# Ash's Pikachu event, Elemental Monkeys and N names.



## Wargle (Dec 26, 2010)

Event

Ash's Pikachu will be at Toys "R" Us Jan 30- Feb 5th 2011.



Names

Grass type - Pansage

Fire type - Pansear

Water type - Panpour

N - N

Scans are of low quality and may not be official for names.


----------



## Noctowl (Dec 26, 2010)

Well, they are not the best names but I will get used to them in time. :)


----------



## Leaf Joltik (Dec 27, 2010)

I told Veekun to put up the Monkeys's names, but Eevee refused - what? Is he stuffed up or something? :/

What's with the Pan- prefix anyway.


----------



## JackPK (Dec 27, 2010)

Leaf-Lepardas said:


> What's with the Pan- prefix anyway.


Bulbanews (which is usually much more reliable and less rumormongering than Serebii, by the way, I don't know why it's the other way around in this case) says, "Regardless, the names fit the trio nicely: the prefix "pan" relates not only to Chimpanzee and a genus of monkey, but also can be used to indicate members of a group."

I think that claiming "pan" refers to members of a group is stretching things, unless I'm misinformed.

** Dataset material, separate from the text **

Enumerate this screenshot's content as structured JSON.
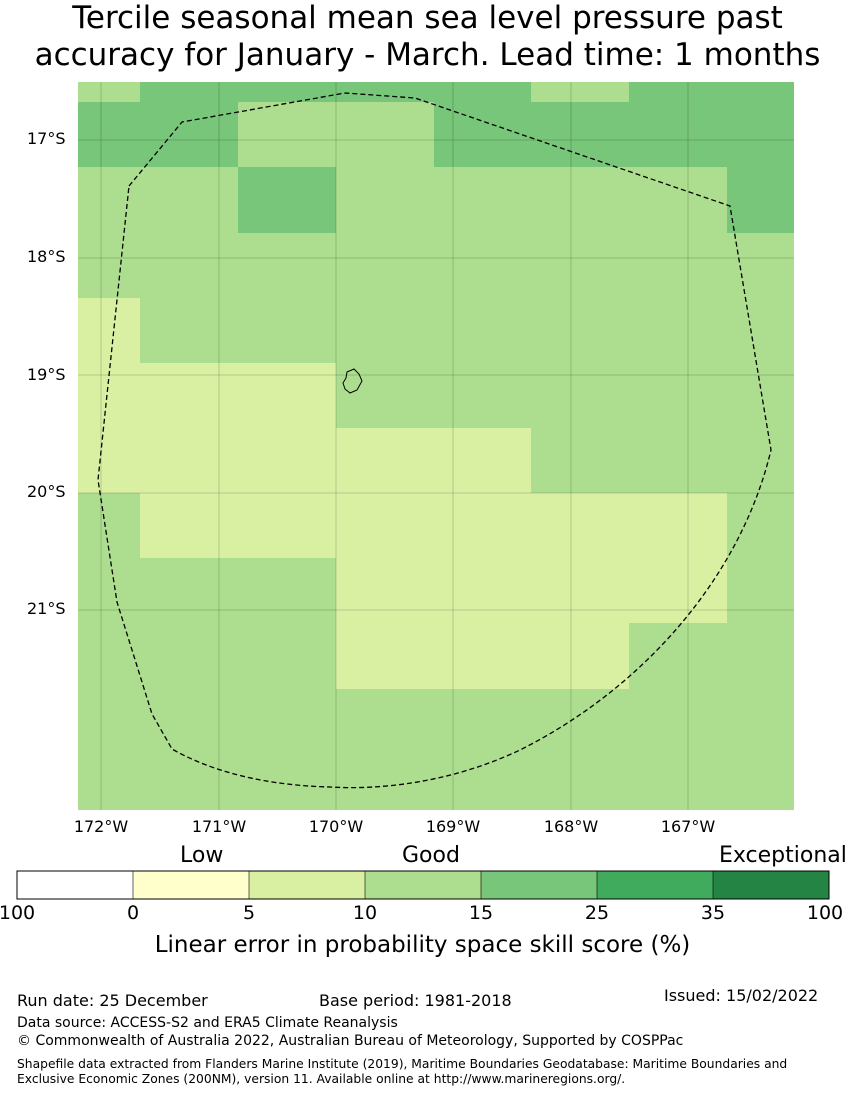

But it does have a sense of referring to "many/all/everything", which could metaphorically represent their differing elemental natures.


----------



## JackPK (Dec 27, 2010)

More names are out!

I especially like Professor Juniper and Gigalith (rolls off the tongue so much easier than Gigaiath). The only one I kinda sorta have a problem with is Minccino, and that's mostly just my inner prescriptivist saying "n-c-c NOT RIGHT NOT RIGHT". I'll get used to it.

Although god i hope they keep Munna's anime pronunciation as "moon-uh" instead of "muhn-nuh" (i.e. first syllable same as "money").

And the monkeys still aren't confirmed officially yet.


----------



## Zhorken (Dec 27, 2010)

Leaf-Lepardas said:


> I told Veekun to put up the Monkeys's names, but Eevee refused - what? Is he stuffed up or something? :/


What?  It's because the source is a blurry screenshot on leaked box art.


----------